En los últimos años, los efectos del cambio climático se han vuelto más que evidentes. Y, créeme, el deporte no se ha librado de sus consecuencias. Cada vez son más comunes las pausas de hidratación, las toallas congeladas y los chalecos para regular la temperatura, pero también los golpes de calor. Por ejemplo, en el torneo de Shanghái, Sinner tuvo que retirarse por calambres y Djokovic vomitó en las papeleras de la pista. ¿Te imaginas la presión de competir en esas condiciones? Y no es solo el tenis; el Mundial de atletismo en Doha 2019 vio a muchos atletas ser llevados en camilla debido a las altas temperaturas. Pero el problema va más allá del calor y la humedad.
Según el Comité Olímpico Internacional (COI), el cambio climático podría poner en peligro todos los deportes de invierno. Ya en 2022, las imágenes de la olimpiada invernal en Pekín mostraron el impacto de la crisis climática: pistas llenas de nieve artificial. Thomas Bach, presidente del COI, advirtió que “para mediados de siglo solo habrá de 10 a 12 Comités Nacionales capaces de organizar unos Juegos Olímpicos de invierno”. Es una situación alarmante.
A medida que la crisis climática avanza, el deporte sigue, pero esto podría tener serias repercusiones.

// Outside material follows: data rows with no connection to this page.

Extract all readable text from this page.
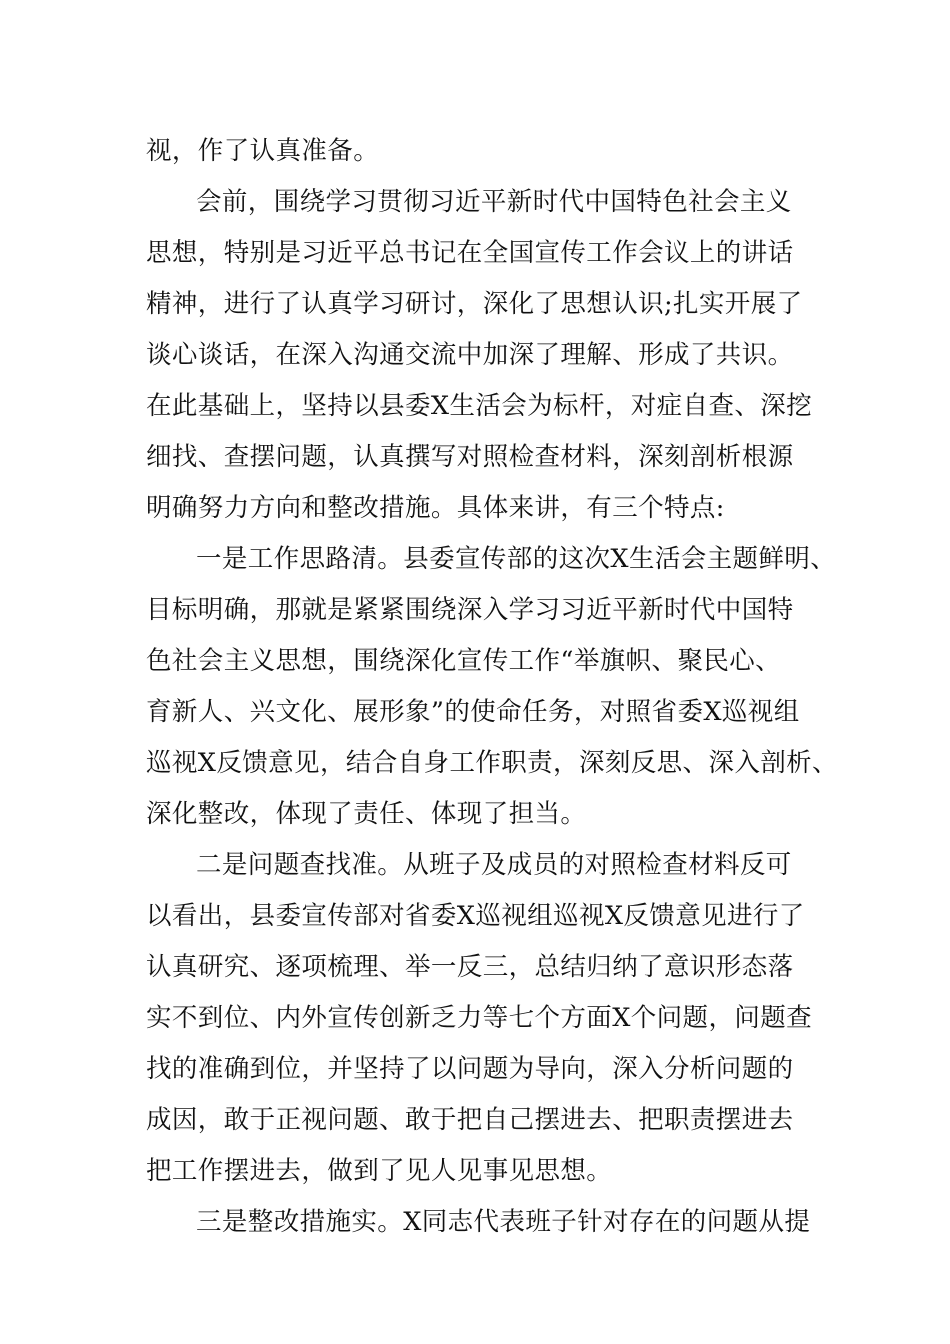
视，作了认真准备。
会前，围绕学习贯彻习近平新时代中国特色社会主义
思想，特别是习近平总书记在全国宣传工作会议上的讲话
精神，进行了认真学习研讨，深化了思想认识;扎实开展了
谈心谈话，在深入沟通交流中加深了理解、形成了共识。
在此基础上，坚持以县委X生活会为标杆，对症自查、深挖
细找、查摆问题，认真撰写对照检查材料，深刻剖析根源
明确努力方向和整改措施。具体来讲，有三个特点:
一是工作思路清。县委宣传部的这次X生活会主题鲜明、
目标明确，那就是紧紧围绕深入学习习近平新时代中国特
色社会主义思想，围绕深化宣传工作“举旗帜、聚民心、
育新人、兴文化、展形象”的使命任务，对照省委X巡视组
巡视X反馈意见，结合自身工作职责，深刻反思、深入剖析、
深化整改，体现了责任、体现了担当。
二是问题查找准。从班子及成员的对照检查材料反可
以看出，县委宣传部对省委X巡视组巡视X反馈意见进行了
认真研究、逐项梳理、举一反三，总结归纳了意识形态落
实不到位、内外宣传创新乏力等七个方面X个问题，问题查
找的准确到位，并坚持了以问题为导向，深入分析问题的
成因，敢于正视问题、敢于把自己摆进去、把职责摆进去
把工作摆进去，做到了见人见事见思想。
三是整改措施实。X同志代表班子针对存在的问题从提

Hablamos con la doctora Ana de la Torre Combarros, especialista en Traumatología y pionera en medicina deportiva en España. Ella ha sido parte del equipo médico del Getafe Club de Fútbol desde 2007 y actualmente preside la Asociación Española de Médicos de Equipos de Fútbol (AEMEF).
-Pregunta: Con el cambio climático, ¿cómo afecta el aumento de temperatura y humedad a los atletas? -Respuesta: Afecta negativamente al rendimiento, aunque hay formas de mitigarlo. Las condiciones extremas dificultan la regulación de la temperatura corporal. Por ejemplo, si la frecuencia cardiaca aumenta entre 10 y 20 latidos por minuto, la fatiga se presenta más rápido. La alta humedad impide que el sudor se evapore, lo que significa que el cuerpo no se enfría adecuadamente. Esto también causa problemas de concentración y aumenta los errores, afectando principalmente a los deportes de resistencia.
-Pregunta: ¿Es común ver a tenistas vomitando en torneos? ¿Qué se puede hacer para evitarlo? -Respuesta: Lo ideal es evitar competir en las horas más calurosas del día y seguir un plan de hidratación. Usar bebidas frías y aumentar las pausas de hidratación es crucial. Además, la ropa holgada y de colores claros puede ayudar.
-Pregunta: ¿Puede el cuerpo de los atletas adaptarse al cambio climático? -Respuesta: Se adaptan parcialmente. Es más fácil adaptarse al frío que al calor. La aclimatación al calor puede tardar entre 10 y 14 días.
-Pregunta: ¿Cuáles son las condiciones ideales para los deportistas? -Respuesta: No hay una condición perfecta, pero se busca un equilibrio físico y mental. Las temperaturas ideales son entre 6 y 12°C para el fútbol y de 3 a 10°C para correr.
-Pregunta: ¿Se necesitarán nuevas infraestructuras para los atletas? -Respuesta: Sería conveniente programar las competiciones en las horas más frescas del día y evitar los meses más calurosos.
-Pregunta: ¿Es arriesgado realizar grandes eventos en verano? -Respuesta: Sí, especialmente sin un proceso de aclimatación previo. Usar más capas de ropa durante el entrenamiento y aumentar la hidratación son estrategias vitales.
-Pregunta: ¿Será más difícil establecer nuevos récords debido al clima? -Respuesta: Cada vez se da más importancia a la hidratación y la suplementación, lo que ayuda a prevenir la deshidratación y mantener el rendimiento.
El cambio climático afecta el rendimiento de los atletas en eventos deportivos, especialmente en verano.